Esta tarea de construir la integración sudamericana no está exenta de amenazas. Estados Unidos, ante el fracaso del ALCA, ha buscado debilitar la unidad sudamericana a través de los Tratados Bilaterales de Libre Comercio (TLC) que tiene firmados con Chile, Perú y Colombia, a los que se agrega el que ya tenía celebrado con México. Estos cuatro países han formado la llamada Alianza del Pacífico, para contraponerla al eje Atlántico formado por Venezuela, Brasil y la Argentina, junto con Uruguay, Paraguay, Bolivia y Ecuador.
El comercio entre México, Chile, Colombia y Perú, es –prácticamente– inexistente. Por lo que dicha alianza se explica en el exclusivo interés de los Estados Unidos por ingresar libremente a esos mercados colocando sus bienes y servicios estratégicos: financieros, informáticos, comunicacionales, energéticos y sus políticas sobre patentes, propiedad intelectual y tecnologías avanzadas. En suma, un ALCA II.

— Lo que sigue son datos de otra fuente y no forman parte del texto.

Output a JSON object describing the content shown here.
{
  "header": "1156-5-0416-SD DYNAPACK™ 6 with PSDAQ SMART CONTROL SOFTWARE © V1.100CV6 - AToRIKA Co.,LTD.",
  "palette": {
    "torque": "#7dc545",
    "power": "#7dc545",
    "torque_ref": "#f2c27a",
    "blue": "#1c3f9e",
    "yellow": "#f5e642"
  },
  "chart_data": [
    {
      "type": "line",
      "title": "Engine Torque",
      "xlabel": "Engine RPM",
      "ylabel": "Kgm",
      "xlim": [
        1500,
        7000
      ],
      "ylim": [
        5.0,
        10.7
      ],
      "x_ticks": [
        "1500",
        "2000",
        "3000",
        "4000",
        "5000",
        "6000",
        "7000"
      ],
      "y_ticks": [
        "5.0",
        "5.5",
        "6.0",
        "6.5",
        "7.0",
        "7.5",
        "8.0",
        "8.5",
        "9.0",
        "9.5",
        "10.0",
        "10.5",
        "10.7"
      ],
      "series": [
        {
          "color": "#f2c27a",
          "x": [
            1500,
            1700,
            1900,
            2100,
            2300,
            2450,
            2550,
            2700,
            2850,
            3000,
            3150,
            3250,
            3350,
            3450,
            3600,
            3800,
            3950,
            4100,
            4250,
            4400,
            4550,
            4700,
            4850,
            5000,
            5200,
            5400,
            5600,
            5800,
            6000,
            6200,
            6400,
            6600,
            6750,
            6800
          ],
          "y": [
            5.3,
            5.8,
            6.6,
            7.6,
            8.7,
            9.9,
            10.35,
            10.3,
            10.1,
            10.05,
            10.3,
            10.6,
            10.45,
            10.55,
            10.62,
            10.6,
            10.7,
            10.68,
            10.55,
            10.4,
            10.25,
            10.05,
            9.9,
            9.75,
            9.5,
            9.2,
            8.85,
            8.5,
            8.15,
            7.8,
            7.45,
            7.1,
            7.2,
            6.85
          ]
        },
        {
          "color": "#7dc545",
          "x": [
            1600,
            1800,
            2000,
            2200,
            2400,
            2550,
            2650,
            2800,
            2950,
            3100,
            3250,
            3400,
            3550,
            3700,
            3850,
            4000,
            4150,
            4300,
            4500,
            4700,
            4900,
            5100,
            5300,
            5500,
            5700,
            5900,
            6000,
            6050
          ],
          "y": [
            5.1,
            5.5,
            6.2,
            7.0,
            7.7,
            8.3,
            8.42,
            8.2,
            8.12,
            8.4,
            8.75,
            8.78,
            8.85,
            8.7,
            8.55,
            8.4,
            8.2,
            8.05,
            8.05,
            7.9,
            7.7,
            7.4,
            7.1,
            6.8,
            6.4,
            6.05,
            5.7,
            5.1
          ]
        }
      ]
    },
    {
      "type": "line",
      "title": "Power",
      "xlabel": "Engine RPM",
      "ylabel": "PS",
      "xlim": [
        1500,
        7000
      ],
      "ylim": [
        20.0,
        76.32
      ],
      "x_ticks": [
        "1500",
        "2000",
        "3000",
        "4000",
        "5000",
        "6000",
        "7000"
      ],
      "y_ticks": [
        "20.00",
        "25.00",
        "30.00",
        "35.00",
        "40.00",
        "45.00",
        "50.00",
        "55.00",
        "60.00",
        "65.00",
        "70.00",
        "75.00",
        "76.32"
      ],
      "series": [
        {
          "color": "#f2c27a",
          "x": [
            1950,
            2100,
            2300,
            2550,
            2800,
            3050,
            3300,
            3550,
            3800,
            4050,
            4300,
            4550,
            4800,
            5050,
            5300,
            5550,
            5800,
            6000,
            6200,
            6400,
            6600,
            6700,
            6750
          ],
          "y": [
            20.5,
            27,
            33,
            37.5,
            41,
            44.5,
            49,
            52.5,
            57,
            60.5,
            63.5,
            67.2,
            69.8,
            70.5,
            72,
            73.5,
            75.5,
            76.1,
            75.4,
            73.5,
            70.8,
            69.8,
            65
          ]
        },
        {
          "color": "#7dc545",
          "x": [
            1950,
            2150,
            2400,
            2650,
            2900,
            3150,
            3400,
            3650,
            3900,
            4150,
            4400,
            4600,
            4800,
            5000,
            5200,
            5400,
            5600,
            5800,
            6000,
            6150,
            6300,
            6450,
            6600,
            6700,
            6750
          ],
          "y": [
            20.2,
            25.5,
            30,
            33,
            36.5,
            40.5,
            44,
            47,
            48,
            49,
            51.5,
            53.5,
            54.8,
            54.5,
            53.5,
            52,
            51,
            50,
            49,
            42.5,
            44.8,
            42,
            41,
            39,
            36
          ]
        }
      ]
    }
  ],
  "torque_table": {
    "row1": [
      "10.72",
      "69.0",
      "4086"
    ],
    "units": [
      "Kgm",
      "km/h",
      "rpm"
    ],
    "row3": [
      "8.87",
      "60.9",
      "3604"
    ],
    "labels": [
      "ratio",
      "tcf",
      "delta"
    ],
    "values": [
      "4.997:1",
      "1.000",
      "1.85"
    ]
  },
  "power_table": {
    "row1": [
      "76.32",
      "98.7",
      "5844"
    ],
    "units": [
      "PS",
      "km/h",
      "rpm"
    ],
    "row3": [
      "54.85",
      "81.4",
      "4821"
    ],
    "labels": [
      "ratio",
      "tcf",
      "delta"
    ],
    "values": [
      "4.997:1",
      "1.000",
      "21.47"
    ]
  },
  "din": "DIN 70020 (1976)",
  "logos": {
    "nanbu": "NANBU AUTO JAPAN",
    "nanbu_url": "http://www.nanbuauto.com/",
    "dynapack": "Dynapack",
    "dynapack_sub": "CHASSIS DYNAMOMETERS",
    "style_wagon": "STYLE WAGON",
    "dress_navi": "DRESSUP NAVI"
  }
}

Ante el fracaso de la OMC en concluir la Ronda de Doha, Estados Unidos reorienta su estrategia geopolítica y comercial hacia el Pacífico a través del Trans-Pacific-Partnership (TPP), utilizando los acuerdos regionales como la Alianza del Pacífico, como instrumento para mantener flotando sobre nuestra región el fantasma del ALCA.
El dilema a resolver
Algunos especialistas geopolíticos señalan que la nueva estrategia de Estados Unidos con los tratados de libre comercio es contener a China. La creciente inversión china en América latina en sectores mineros y energéticos se ha diversificado a la infraestructura, con una abundancia financiera que ha permitido a algunos países escapar del FMI. El objetivo de la Alianza del Pacífico es el regreso al proceso de reestructuración neoliberal establecido entre los ’70 y los ’90.
En términos geopolíticos y económicos el proyecto de construir otro canal de comunicación entre los océanos Atlántico y Pacífico en Nicaragua por parte de empresas chinas, invirtiendo 40 mil millones de dólares a cambio de administrar la concesión por 50 años prorrogables por un período similar, expone en toda su dimensión la disputa que se desarrolla en un territorio considerado de exclusiva influencia estadounidense. La relevancia del futuro Canal de Nicaragua queda en evidencia recordando el espacio clave que significó el Canal de Panamá para la expansión de los Estados Unidos.
Quiero concluir esta nota glosando al brillante economista brasileño José Luis Fiori. Según él, históricamente, el proyecto de integración regional nunca fue una política de Estado, yendo y viniendo a través del tiempo como si fuera una utopía estacional que se fortalece o debilita dependiendo de las fluctuaciones de la economía mundial o de los cambios en el mapa político de América del Sur. Sostiene que, durante la primera década del siglo XXI, los nuevos gobiernos nacionales y populares del continente, sumados al crecimiento de la economía mundial entre 2001-2008, reavivaron y fortalecieron el proyecto integracionista, en particular Unasur, Mercosur y luego, CELAC, liderados por la Argentina, Brasil y Venezuela. Después de la crisis de 2008, América del Sur se recuperó rápidamente, empujada por el crecimiento chino. Pero este éxito de corto plazo reflotó la característica de la economía sudamericana de ser una sumatoria de economías primario-exportadoras paralelas y orientadas a los mercados externos. Sudamérica enfrenta un dilema mayúsculo: 1) aceptar el destino de ser un actor pasivo en la división internacional del trabajo que definan las viejas, actuales o nuevas potencias mundiales, quedando Brasil en la condición de una periferia de lujo; o 2) trabajar en la integración productiva industrial y en la construcción de una arquitectura financiera regional. La primera opción tiene como desenlace la Alianza del Pacífico o, lo que es lo mismo, el ALCA II.
Confiamos en que prevalecerá la visión integracionista que sintetiza la Unasur. Tal vez porque, como decía Oscar Wilde, “este es un mundo tan raro que, incluso si uno actúa correctamente, las cosas pueden salir bien”.